Provide a kind of specific implementation that is applicable to each metric element of the present invention below, with as the reference of specifically finishing decoding unit.Accompanying drawing 9 provides a kind of implementation of path metric unit (BMC), wherein | and x _k| and | y _k| be respectively to input x _kAnd y _kFinish the computing that takes absolute value, BM _k ^{I, j}(i, j ∈ 0,1}) path metric (BM) for calculating.Accompanying drawing 10 has provided a kind of implementation of forward state metric unit (FSMC), and wherein the min unit is the computing of minimizing, and the E unit is with after the BM of correspondence and the FSM addition, finishes the logarithm evaluation again by tabling look-up.From figure, can know the process of seeing the FSM iteration, promptly how try to achieve the value of k state from the FSM of k-1 state.The realization of reverse state metric unit (RSMC) and the realization of FSMC are very similar, be noted that should be from the RSM of k state the anti-value that obtains the k-1 state that pushes away.Also be to use E unit and min unit to adjudicate the final likelihood ratio of output in the middle of the log-likelihood calculations unit (LLRC), just no longer draw the realization block diagram of RSMC and LLRC at this.

Claims

1. the implementation method of a parallel cascade convolution code hardware decoder, comprise and use the forward state metric unit, the path metric unit, log-likelihood calculations unit and at least two cover reverse state metric unit, it is characterized in that: forward state metric unit and described at least two cover reverse state metric unit are connected in parallel and work simultaneously in described at least two cover reverse state metric unit, and begin iteration from different initial times, choose correct data output unit, the selection of iteration initial time does not rely on the quantity N of data to be decoded, and choosing a numerical value L, L can be 1 to N integer

2. the implementation method of a kind of parallel cascade convolution code hardware decoder as claimed in claim 1 is characterized in that the value of described L can be taken as 2 integral number power.
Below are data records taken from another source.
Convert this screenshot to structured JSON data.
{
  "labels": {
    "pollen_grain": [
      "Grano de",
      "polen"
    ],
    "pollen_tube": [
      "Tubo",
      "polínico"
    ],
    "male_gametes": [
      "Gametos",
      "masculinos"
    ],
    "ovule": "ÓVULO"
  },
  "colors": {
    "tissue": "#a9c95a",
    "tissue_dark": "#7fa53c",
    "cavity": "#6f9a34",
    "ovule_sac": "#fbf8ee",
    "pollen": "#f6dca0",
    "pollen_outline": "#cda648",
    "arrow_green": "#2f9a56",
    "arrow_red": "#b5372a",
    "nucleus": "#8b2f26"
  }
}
3. the implementation method of a kind of parallel cascade convolution code hardware decoder as claimed in claim 2 is characterized in that described L value desirable 16,32 and 64.

4. the implementation method of a kind of parallel cascade convolution code hardware decoder as claimed in claim 1, it is characterized in that to be applied to the maximum posteriori decoding algorithm on the log-domain, also can be applied to the decoding algorithm that other uses the memory stores intermediateness.

5. the implementation method of a kind of parallel cascade convolution code hardware decoder as claimed in claim 1 is characterized in that increasing by two or three reverse state metric unit, to exchange the further minimizing that memory uses for.

6. the implementation method of a kind of parallel cascade convolution code hardware decoder as claimed in claim 1 is characterized in that not only going for the decoding algorithm of log-domain, also goes for the decoding algorithm of non-log-domain.

7. the implementation method of a kind of parallel cascade convolution code hardware decoder as claimed in claim 1 is characterized in that the last decoding process that reuses decoding unit at a high speed of the time of going for, and also goes for non-multiplexing decoding process.